Musimy w tym sezonie mocno wystartować, to obowiązek. Poprzedni sezon- najlepsi zawodnicy wypłukani fizycznie, gdzie grali od deski do deski w lidze, a potem na Euro. Gdzie dla takiego Saki czy Rice'a to musiało być bardzo bolesne i rozczarowujące psychicznie- przegrać tytuł o 2 punkty, a potem przegrać finał Euro. Potem jeszcze nawarstwiały się kontuzje, więc ciężko było oczekiwać cudów. Teraz- wkraczamy w sezon zregenerowani i wypoczęci. Wypoczywaliśmy i przygotowywaliśmy się spokojnie do sezonu, podczas gdy nawet niektórzy nasi rywale musieli grać w KMŚ. Trzeba po prostu wjechać na świeżości mocno w ten sezon.
@Be4Again napisał: "Gyökeres osiągnął w martwym ciągu wartość około 220 kg podczas treningu w akademii Sporting CP w Alcochete.

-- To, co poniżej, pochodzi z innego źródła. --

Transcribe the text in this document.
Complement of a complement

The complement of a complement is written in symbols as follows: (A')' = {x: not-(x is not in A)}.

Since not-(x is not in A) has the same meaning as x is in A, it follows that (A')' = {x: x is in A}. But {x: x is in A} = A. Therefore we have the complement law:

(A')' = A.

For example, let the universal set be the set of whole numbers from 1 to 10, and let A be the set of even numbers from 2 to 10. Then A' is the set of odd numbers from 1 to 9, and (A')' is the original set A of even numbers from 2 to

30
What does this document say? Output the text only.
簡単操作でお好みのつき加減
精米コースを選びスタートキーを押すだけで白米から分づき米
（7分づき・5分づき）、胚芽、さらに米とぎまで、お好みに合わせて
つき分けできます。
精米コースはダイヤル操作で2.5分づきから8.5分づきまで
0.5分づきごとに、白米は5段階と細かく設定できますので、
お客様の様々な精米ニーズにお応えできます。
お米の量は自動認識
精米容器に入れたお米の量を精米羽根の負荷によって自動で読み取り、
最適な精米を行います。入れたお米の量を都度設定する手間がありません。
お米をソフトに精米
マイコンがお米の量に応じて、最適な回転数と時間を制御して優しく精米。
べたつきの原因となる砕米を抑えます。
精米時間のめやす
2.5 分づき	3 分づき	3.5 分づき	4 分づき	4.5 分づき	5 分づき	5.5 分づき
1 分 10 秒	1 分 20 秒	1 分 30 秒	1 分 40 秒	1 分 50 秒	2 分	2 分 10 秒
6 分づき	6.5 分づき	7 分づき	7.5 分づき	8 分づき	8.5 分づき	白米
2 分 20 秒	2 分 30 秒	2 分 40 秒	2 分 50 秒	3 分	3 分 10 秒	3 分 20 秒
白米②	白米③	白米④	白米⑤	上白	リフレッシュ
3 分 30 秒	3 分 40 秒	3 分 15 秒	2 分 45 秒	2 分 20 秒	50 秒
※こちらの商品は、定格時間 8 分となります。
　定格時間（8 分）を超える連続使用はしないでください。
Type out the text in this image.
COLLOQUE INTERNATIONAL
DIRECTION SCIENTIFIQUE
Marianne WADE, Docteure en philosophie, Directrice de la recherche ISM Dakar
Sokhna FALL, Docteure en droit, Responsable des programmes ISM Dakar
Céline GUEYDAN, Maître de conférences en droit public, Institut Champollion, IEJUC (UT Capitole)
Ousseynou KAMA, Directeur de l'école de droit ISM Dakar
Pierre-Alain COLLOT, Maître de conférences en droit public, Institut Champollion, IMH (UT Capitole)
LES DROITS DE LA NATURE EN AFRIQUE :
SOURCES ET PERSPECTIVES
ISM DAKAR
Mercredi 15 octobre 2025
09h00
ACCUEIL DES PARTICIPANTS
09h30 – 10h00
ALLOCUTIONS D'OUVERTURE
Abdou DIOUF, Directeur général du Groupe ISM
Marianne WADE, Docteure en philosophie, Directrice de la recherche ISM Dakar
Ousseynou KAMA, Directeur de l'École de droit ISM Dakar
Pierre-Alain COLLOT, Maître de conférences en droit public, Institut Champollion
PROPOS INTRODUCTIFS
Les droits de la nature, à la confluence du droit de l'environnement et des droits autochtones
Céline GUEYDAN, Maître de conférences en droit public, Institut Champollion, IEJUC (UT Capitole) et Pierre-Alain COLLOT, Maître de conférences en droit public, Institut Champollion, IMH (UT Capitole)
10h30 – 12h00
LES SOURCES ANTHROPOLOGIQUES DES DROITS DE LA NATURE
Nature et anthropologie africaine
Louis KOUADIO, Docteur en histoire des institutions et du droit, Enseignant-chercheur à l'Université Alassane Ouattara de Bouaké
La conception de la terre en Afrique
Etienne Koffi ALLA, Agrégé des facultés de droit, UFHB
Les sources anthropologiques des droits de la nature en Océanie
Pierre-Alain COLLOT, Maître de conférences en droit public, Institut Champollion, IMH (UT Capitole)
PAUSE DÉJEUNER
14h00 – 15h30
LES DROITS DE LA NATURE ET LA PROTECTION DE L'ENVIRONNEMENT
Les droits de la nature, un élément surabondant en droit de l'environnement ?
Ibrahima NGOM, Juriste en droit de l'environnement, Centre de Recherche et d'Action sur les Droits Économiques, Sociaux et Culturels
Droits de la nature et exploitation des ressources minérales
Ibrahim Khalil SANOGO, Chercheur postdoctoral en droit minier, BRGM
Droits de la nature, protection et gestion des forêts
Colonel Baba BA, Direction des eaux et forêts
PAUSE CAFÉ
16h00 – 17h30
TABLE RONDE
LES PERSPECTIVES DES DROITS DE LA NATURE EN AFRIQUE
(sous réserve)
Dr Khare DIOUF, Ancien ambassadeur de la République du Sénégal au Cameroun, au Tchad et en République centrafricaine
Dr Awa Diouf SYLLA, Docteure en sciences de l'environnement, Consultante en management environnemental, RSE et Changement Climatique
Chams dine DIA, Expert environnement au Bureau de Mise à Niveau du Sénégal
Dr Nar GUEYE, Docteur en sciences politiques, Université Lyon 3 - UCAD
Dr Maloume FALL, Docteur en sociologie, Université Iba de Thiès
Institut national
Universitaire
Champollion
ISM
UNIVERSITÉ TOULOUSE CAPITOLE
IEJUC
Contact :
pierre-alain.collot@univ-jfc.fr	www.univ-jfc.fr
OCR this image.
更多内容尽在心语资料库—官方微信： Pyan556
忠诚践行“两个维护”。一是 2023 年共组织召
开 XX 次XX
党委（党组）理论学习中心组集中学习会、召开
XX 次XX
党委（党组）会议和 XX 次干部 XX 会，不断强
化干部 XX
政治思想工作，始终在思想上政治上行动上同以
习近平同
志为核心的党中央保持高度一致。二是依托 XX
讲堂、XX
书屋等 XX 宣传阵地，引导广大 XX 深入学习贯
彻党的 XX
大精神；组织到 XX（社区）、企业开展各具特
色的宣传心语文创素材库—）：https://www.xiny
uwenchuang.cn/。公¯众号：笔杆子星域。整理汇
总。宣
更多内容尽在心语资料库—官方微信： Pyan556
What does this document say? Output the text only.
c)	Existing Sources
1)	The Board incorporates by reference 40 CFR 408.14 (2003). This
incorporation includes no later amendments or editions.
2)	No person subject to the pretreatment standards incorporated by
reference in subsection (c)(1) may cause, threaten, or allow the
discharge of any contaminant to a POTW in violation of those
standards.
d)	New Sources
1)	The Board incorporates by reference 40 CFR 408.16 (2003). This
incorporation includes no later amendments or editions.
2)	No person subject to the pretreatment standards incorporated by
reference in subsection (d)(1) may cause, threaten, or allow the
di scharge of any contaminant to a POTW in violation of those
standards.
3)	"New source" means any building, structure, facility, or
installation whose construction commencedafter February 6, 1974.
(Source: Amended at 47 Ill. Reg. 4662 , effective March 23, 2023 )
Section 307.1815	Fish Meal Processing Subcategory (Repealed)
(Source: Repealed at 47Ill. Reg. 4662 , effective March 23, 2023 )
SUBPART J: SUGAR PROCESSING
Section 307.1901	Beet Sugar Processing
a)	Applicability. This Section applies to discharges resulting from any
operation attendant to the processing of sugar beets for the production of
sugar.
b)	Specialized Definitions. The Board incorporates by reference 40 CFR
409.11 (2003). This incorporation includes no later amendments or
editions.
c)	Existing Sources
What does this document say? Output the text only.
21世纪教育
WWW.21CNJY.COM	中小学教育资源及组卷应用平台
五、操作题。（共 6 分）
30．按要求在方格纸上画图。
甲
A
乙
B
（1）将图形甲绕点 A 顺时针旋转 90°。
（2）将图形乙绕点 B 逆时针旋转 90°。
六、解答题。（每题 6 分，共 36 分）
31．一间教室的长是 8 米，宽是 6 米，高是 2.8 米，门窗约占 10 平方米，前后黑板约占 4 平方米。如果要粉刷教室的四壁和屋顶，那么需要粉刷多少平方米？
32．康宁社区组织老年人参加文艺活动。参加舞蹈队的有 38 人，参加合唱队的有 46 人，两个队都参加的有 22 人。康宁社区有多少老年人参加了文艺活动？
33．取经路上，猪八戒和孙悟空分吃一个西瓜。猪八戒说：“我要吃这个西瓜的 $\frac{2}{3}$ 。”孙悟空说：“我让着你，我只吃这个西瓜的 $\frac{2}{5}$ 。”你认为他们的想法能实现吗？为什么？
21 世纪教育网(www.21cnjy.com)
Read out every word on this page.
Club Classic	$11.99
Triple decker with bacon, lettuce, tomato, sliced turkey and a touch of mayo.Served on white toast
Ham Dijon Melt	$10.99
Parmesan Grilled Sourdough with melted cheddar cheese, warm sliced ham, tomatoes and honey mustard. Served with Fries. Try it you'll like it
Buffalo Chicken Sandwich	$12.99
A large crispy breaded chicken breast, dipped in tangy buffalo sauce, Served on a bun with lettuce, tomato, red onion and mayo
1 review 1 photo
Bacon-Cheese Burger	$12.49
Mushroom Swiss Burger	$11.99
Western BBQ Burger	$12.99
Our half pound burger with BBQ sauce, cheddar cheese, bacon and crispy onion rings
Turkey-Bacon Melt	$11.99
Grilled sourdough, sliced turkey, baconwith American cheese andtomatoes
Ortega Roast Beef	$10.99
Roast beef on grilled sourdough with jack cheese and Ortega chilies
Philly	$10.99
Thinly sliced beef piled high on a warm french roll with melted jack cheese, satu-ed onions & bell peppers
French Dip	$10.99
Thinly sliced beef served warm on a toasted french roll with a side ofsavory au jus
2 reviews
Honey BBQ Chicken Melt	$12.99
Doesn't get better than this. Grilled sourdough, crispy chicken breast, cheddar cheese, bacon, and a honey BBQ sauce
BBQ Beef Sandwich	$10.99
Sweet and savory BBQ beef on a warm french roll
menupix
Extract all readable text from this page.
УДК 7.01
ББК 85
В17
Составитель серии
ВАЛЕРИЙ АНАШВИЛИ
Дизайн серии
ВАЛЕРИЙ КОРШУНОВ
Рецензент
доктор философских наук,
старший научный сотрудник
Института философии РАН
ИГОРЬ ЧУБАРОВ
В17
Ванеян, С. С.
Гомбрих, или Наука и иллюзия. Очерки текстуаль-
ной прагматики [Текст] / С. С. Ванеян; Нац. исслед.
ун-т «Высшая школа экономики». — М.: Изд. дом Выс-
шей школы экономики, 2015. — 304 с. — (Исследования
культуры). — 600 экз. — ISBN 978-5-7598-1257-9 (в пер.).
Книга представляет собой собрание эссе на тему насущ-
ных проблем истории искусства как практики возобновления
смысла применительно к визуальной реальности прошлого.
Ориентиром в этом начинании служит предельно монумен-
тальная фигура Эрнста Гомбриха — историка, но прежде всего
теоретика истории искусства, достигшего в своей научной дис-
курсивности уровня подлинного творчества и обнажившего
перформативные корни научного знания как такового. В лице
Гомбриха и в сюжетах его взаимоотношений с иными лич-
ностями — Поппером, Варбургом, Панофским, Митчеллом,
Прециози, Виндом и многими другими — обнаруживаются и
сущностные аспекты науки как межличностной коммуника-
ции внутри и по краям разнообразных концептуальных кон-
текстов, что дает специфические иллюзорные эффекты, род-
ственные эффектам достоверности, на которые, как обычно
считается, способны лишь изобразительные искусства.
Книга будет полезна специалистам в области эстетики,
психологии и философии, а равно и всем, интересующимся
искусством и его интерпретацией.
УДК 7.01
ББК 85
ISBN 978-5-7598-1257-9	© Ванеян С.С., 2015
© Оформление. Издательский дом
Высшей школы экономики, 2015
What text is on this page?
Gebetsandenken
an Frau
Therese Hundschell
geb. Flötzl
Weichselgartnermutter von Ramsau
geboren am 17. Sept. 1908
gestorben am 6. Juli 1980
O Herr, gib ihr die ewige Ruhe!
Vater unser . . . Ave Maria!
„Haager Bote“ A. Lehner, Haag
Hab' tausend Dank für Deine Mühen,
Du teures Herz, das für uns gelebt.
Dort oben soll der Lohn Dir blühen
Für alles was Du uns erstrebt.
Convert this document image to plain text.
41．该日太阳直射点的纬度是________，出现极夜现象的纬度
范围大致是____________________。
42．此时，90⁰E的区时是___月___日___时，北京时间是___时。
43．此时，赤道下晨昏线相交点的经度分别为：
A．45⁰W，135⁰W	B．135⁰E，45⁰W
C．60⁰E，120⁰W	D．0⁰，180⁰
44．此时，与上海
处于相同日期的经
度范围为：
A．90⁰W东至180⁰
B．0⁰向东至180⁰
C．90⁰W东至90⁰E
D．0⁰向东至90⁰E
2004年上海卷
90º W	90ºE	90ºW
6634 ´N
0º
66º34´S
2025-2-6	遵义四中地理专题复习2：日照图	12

Ponadto Gyökeres wykonał wyciskanie leżąc z 145 kg — przy 6 powtórzeniach –„personbästa”, czyli najlepszy wynik w życiu nie jest znany, jednak stosując wzory Lombardiego lub Epleya można wyliczyć, że 1RM zakładając poprawną technikę może wynieść nawet 180 kg!"
No to teraz niech WYNIESIE naszą skuteczność w ofensywie do równie rekordowego poziomu."
Tak jest! Czekamy!
@adek504 napisał: ", bo lider w 17 kolejce nic nie daje"
Nie zgadzam się. Lider w fej kolejce daje przewagę nad rywalami. Nie trzeba gonić.
@Be4Again napisał: "EPL utarł się podział na jesień, okres przedswiąteczny i boxing day (w tym sezonie tego podobno ma nie być) i po prostu druga część sezonu. Zawsze o jesieni mówiło się do okresu sprzed boxing day, przeważnie do przerwy na reprezentację w grudniu."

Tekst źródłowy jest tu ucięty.